Уютно и мирно над головой, под самой застрехой амбара, ворковали голуби,  еще более добавляя грустные ноты её переживаниям. Подняла лицо вверх – на самом краешке выгнутого конька крыши сидела пара белых голубей. Один из них, верно самец, частыми мелкими движениями головы, прикасался к сидевшей тихо и прямо голубке, будто целуя её или утишая-уговаривая. И глядя на их четкие силуэты на фоне чистейшей небесной голубизны, она окончательно поняла, что не сможет оставить родителей.

Не решится.

Еще долго сидела, утомленная мыслями, обняв колени и чувствуя спиной  тепло амбарной стены. Давно нужно было идти помогать на кухне, но сил для этого  в себе не находила. Муравей, так и не сбросивший своей поклажи, наконец, нашел обходную тропу и теперь, перебирая одну веточку за другой, все ниже и ниже спускался к земле.

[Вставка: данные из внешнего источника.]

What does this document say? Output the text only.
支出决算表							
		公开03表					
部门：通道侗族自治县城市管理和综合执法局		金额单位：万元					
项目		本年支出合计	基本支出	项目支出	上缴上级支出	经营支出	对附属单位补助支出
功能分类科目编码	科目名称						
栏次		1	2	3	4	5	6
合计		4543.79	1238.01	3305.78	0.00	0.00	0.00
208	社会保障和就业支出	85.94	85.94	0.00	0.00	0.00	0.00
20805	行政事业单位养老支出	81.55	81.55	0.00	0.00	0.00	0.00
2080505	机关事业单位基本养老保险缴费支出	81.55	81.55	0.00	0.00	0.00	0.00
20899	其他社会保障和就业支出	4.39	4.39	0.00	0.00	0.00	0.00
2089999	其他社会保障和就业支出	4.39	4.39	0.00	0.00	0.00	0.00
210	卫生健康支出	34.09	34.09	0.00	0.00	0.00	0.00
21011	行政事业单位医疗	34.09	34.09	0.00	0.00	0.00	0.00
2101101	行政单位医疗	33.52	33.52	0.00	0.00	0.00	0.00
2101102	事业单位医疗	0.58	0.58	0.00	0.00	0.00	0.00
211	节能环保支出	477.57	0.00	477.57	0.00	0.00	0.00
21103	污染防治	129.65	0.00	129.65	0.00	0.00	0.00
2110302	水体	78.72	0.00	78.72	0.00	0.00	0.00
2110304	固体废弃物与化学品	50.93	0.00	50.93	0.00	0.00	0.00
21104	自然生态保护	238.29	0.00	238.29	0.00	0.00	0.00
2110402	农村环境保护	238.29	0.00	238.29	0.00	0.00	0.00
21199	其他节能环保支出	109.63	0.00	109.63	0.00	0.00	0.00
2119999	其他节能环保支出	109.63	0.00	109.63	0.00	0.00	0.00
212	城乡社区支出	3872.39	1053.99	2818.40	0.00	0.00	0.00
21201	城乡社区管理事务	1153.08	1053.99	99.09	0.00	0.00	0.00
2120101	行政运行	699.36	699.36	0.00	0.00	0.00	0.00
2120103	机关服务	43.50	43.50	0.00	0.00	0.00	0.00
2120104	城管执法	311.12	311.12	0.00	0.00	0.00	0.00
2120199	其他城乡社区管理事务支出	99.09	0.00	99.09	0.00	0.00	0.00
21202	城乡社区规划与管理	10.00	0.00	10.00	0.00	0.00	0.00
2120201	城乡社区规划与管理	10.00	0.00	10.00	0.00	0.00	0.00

Подставила ему золотистую соломину, чтоб укоротить его путь. И муравей, чуть пошевелив усами, тут же ею воспользовался.

Волной нахлынул озноб. Поднялась, похожая на хмурого зверька, тщательно отряхнула юбку, и пошла, вздернув подбородок по своей соломинке, навстречу одарившему её неожиданной болью дню…

 

Гордей к обеду с сенокоса примчался верхом. Соскочил с коня, передав поводья работнику, торопливо вбежал на крыльцо. Пахнущий сенной трухой и солнцем, он теперь и ни от кого не скрывал своего счастливого лица, своего желания видеть Анну во всякую выдавшуюся ему свободную минуту, заулыбался ей навстречу  – отрыто, белозубо. Но тут же насторожился:

- Все ли хорошо? – спросил, посуровев.

- Не знаю… Нет… Не то говорю. Прости… Мы уезжаем… -  боялась встретиться с ним взглядом Анна. И вдруг, неожиданно для себя, кинулась к нему на грудь, выдохнув  в горячее плечо:

- Уезжаем мы. Завтра уезжаем. В Шанхай нам нужно. Уезжаем…

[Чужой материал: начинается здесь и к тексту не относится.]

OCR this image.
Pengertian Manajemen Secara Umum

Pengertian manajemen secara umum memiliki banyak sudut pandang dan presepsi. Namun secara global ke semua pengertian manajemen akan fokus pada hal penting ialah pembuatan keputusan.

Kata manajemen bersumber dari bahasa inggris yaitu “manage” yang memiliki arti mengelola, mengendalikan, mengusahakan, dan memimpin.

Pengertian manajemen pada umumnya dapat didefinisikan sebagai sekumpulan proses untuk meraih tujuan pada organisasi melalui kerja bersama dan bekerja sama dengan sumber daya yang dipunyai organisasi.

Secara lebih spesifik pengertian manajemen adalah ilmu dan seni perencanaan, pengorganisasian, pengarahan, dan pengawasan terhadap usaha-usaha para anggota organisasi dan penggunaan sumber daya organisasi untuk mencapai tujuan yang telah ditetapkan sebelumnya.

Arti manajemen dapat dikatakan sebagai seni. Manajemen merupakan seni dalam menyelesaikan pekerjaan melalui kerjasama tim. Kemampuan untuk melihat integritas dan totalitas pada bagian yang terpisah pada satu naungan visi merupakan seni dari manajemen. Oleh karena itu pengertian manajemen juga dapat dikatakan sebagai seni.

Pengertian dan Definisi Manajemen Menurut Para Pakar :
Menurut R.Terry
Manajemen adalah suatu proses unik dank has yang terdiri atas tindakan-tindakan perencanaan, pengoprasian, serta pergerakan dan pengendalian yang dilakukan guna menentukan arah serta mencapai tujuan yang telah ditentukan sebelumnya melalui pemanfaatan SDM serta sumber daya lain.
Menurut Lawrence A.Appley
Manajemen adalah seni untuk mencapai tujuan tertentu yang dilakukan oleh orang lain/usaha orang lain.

- Как? Отчего? – завороженно, словно не понимая сказанного, не сразу отозвался Гордей. -  А ты?

На крыльцо было вышла Павла Григорьевна, но, увидев Анну с сыном, тотчас вернулась обратно, плотно затворив за собой дверь. Сезонный работник, только что принятый, обрядив коня, медленно прошел мимо, оглядывая  молодых, так беззастенчиво, не стесняясь чужих глаз, миловавшихся на виду у всех. А Гордей все спрашивал и спрашивал, крепко держа её за плечи и заглядывая в глаза, совершенно не слушая её невнятно-жалостливого ответа:

- А ты? А ты? А я, как же?.. Как же я? Я-то как?..

 

…Вечеряли, пряча  друг от друга глаза - толи остро сожалея о расставании, толи тяготясь временем, которое еще предстояло провести вместе. Не в настроение им празднично сиял самовар, и свет от лампы весело отражался на его боках.

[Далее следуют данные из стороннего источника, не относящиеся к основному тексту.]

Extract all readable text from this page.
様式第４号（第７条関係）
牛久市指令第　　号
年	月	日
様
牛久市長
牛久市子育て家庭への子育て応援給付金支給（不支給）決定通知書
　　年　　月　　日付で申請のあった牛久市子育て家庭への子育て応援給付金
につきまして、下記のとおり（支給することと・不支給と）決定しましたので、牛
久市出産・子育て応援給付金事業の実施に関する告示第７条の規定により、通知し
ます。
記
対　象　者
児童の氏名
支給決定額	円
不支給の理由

- Время летит стрелой, - качнул поднятым стаканчиком Василий Егорович.  - Только-только встретились, а теперь проводины. Апрель был на исходе, а теперь вот июлю конец…

- Что да, то да, – отозвался отец, тоже взявший стаканчик. – Мы благодарны вам за всю вашу доброту, за приют, что вы нам оказали… 

Гордей сидел над своей тарелкой ко всему безучастный, лишь изредка внимательно оглядывая лица присутствующих, словно всякую минуту ожидая от них веселого смеха и рассказа о том, что внезапно намеченный отъезд это своего рода шутка, которую пришло время отменить.

- Да куда ехать? – вдруг взорвалась Павла Григорьевна. - Горе одно кругом! Люди, как на огне живут! Не хотите  дочку одну оставлять, так и сами оставайтесь.  Где искать будете старшую? В таком-то Вавилоне? Хоть обижайтесь, хоть нет, а я скажу так – ваше дело теперь о младшей хорошенько подумать…

- Молода она, чтобы одной оставаться… - с нервным испугом выдохнула мать, ища глазами поддержки то у дочери, то у мужа. – Вот устроимся и, если ничего не переменится, пусть Гордей приезжает…  Шанхай – он заранее намечен  у нас был… В этом городе много гарантий. Администрация международного сеттльмента оказывает русским беженцам помощь, дает возможность найти работу на английском и французском. Мы не привыкли за чужой счет…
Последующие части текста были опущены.